For today you should:

1) Finish a draft of your preliminary report by 2pm today.  If you have not already shared the document with Paul and me, do so immediately!

Today:

1) Quiz debrief

2) Report work time

3) Meetings

For next time you should:

1) Prepare for a quiz

2) Prepare for ML lectures by reading "A few useful things to know about machine learning"

Suggestions for quiz prep:

1) Do the in-class activities.

2) Keep your environment up to date so you can try examples quickly.

3) Keep track of examples we have seen so far.

4) Keep a link to the documentation handy.

5) Don't be afraid to read source code.

6) thinkstats2 is higher level than pandas, which is higher level than NumPy/SciPy, which is higher level than Python data structures and for loops.  Use the highest-level API that can do the job unless there is a compelling reason to drop down a level.

7) For every operation you perform, keep track of the return type (and check), then do an inventory of what capabilities each type provides.  Many computations can be expressed as a sequence of conversions from one type to another, like stacking adapters to connect mismatched plugs.

Quiz 8

1) Suppose I have four large urns full of blue and green marbles. Urn 0 contains no blue marbles, only green.  Urn 1 is 1/3 blue.  Urn 2 is 2/3 blue, and Urn 3 is all blue.

You choose an urn at random, draw two marbles, and get one blue and one green.  What is the probability that you chose from each urn?

2) sampling.ipynb defines a class called Resampler that takes a sample and estimates the sampling distribution of the mean.  Suppose you have a sample of adult weights in an NumPy array named weight_sample.  Write a few lines of code that use Resampler to compute the 90% CI of the sample mean.

resampler = Resampler(weight_sample)

stats = Resampler.compute_sample_statistics()
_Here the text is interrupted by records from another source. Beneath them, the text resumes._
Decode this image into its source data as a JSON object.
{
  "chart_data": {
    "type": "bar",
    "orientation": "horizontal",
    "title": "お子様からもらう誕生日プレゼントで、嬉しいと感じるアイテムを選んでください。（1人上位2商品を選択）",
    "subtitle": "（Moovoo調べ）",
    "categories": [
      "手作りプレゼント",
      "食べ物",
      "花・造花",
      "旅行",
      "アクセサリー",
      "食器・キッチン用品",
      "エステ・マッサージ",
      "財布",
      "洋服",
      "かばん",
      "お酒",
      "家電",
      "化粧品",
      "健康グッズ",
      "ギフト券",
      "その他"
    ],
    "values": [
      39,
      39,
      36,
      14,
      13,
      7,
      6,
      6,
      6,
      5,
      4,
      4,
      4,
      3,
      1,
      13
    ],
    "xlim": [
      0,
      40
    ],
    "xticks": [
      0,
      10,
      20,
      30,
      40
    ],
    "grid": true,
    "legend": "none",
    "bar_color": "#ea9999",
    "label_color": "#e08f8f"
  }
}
cdf = thinkstats2.Cdf(stats)

ci = cdf.ConfidenceInterval(90)

3) One drawback of simple resampling is that the resampled data can only contain values that appear in the original sample.  An alternative is to use the original sample to estimate a PDF using KDE, then draw samples from the estimated PDF.
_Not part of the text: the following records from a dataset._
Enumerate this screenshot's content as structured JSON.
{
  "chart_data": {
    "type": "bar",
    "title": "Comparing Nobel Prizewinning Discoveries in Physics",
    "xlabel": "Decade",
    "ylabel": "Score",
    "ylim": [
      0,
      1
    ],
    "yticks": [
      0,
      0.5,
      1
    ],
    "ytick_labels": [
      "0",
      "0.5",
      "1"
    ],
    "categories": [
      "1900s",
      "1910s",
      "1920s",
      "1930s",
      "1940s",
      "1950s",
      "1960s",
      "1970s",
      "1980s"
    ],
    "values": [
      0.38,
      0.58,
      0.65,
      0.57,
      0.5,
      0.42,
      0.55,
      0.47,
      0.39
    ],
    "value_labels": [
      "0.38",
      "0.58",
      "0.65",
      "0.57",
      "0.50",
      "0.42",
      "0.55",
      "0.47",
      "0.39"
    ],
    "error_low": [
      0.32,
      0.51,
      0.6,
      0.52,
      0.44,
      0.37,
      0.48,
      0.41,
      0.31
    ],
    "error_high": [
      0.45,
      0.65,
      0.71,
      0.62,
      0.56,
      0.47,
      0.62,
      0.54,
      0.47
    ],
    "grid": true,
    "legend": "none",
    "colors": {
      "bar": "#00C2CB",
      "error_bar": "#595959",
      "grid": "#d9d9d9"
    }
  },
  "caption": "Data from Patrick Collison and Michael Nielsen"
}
Suppose you have a Pandas dataframe with a column named height that contains mostly valid heights in cm, but also some NaNs.  Write a few lines of code to estimate the PDF of the valid values, then fill in the NaNs with random values chosen from the PDF.

See pandas_demos.ipynb in ThinkStats2/code

4) When you report statistical results, which result is the most important to report prominently: the effect size, the confidence interval, or the p-value?  Which is the least important? 

In my opinion, effect size is the most important, CI is second, and p-value is third.